Open app

Tenant isolation

Demerzel is multi-tenant: many organizations share the platform, but never each other’s data. Isolation is enforced on the server for every request, not left to the UI.

One organization per request

Each request runs in the context of exactly one active organization. Every query that reads your servers, domains, certificates, actions, alerts or activity is filtered by that organization’s identity. A record that belongs to another organization is simply not part of the result set.

No object leaks across tenants

Referencing a specific object you don’t own — a server, an alert, an invitation — does not return it. It behaves as if it does not exist (a plain “not found”), so nothing is disclosed by probing identifiers.

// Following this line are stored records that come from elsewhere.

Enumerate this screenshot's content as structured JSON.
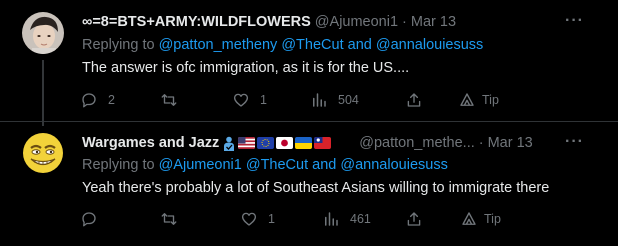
{
  "tweets": [
    {
      "display_name": "∞=8=BTS+ARMY:WILDFLOWERS",
      "handle": "@Ajumeoni1",
      "dot": "·",
      "date": "Mar 13",
      "replying_prefix": "Replying to",
      "replying_handle_1": "@patton_metheny",
      "replying_handle_2": "@TheCut",
      "replying_and": "and",
      "replying_handle_3": "@annalouiesuss",
      "text": "The answer is ofc immigration, as it is for the US....",
      "reply_count": "2",
      "retweet_count": "",
      "like_count": "1",
      "view_count": "504",
      "tip_label": "Tip"
    },
    {
      "display_name": "Wargames and Jazz",
      "handle": "@patton_methe...",
      "dot": "·",
      "date": "Mar 13",
      "replying_prefix": "Replying to",
      "replying_handle_1": "@Ajumeoni1",
      "replying_handle_2": "@TheCut",
      "replying_and": "and",
      "replying_handle_3": "@annalouiesuss",
      "text": "Yeah there's probably a lot of Southeast Asians willing to immigrate there",
      "reply_count": "",
      "retweet_count": "",
      "like_count": "1",
      "view_count": "461",
      "tip_label": "Tip"
    }
  ],
  "more_label": "···",
  "colors": {
    "background": "#000000",
    "text_primary": "#e7e9ea",
    "text_secondary": "#71767b",
    "link": "#1d9bf0",
    "divider": "#2f3336"
  },
  "icons": [
    "reply-icon",
    "retweet-icon",
    "like-icon",
    "views-icon",
    "share-icon",
    "tip-icon",
    "more-icon",
    "verified-emoji-icon",
    "flag-usa-icon",
    "flag-eu-icon",
    "flag-japan-icon",
    "flag-ukraine-icon",
    "flag-taiwan-icon"
  ]
}
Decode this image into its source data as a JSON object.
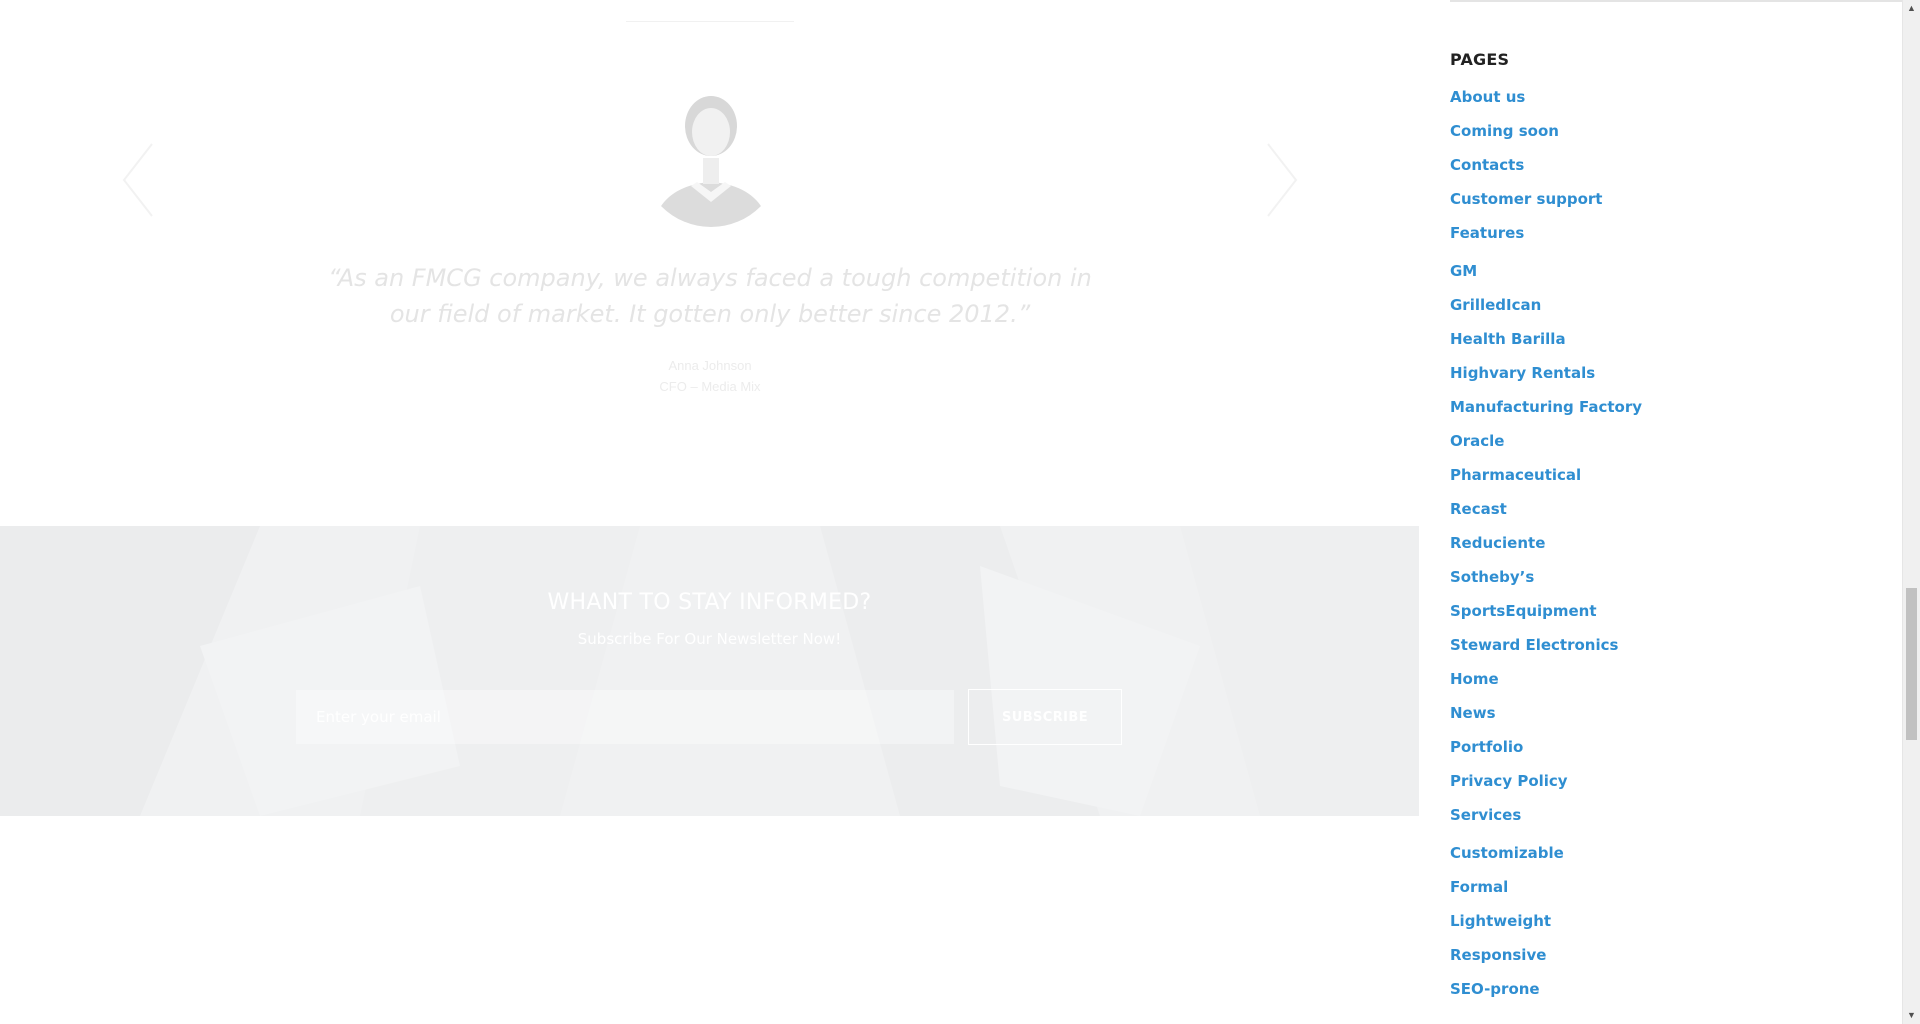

Roles are enforced server-side

Within an organization, what you can do is decided by your role — owner, admin or read-only — and checked on the server. A read-only member cannot mutate anything even by calling an endpoint directly; the check does not live in the browser. Only owners can grant ownership or delete the organization.

Everything is per-organization

Members, invitations, notification channels, connected agents, alert history and the audit log all belong to a single organization. Switching organizations switches the entire context; there is no combined, cross-tenant view.

Belonging to several organizations is fine. A user can be a member of many organizations, but each session acts within one at a time — the switcher changes which, and access is re-checked against that organization every time.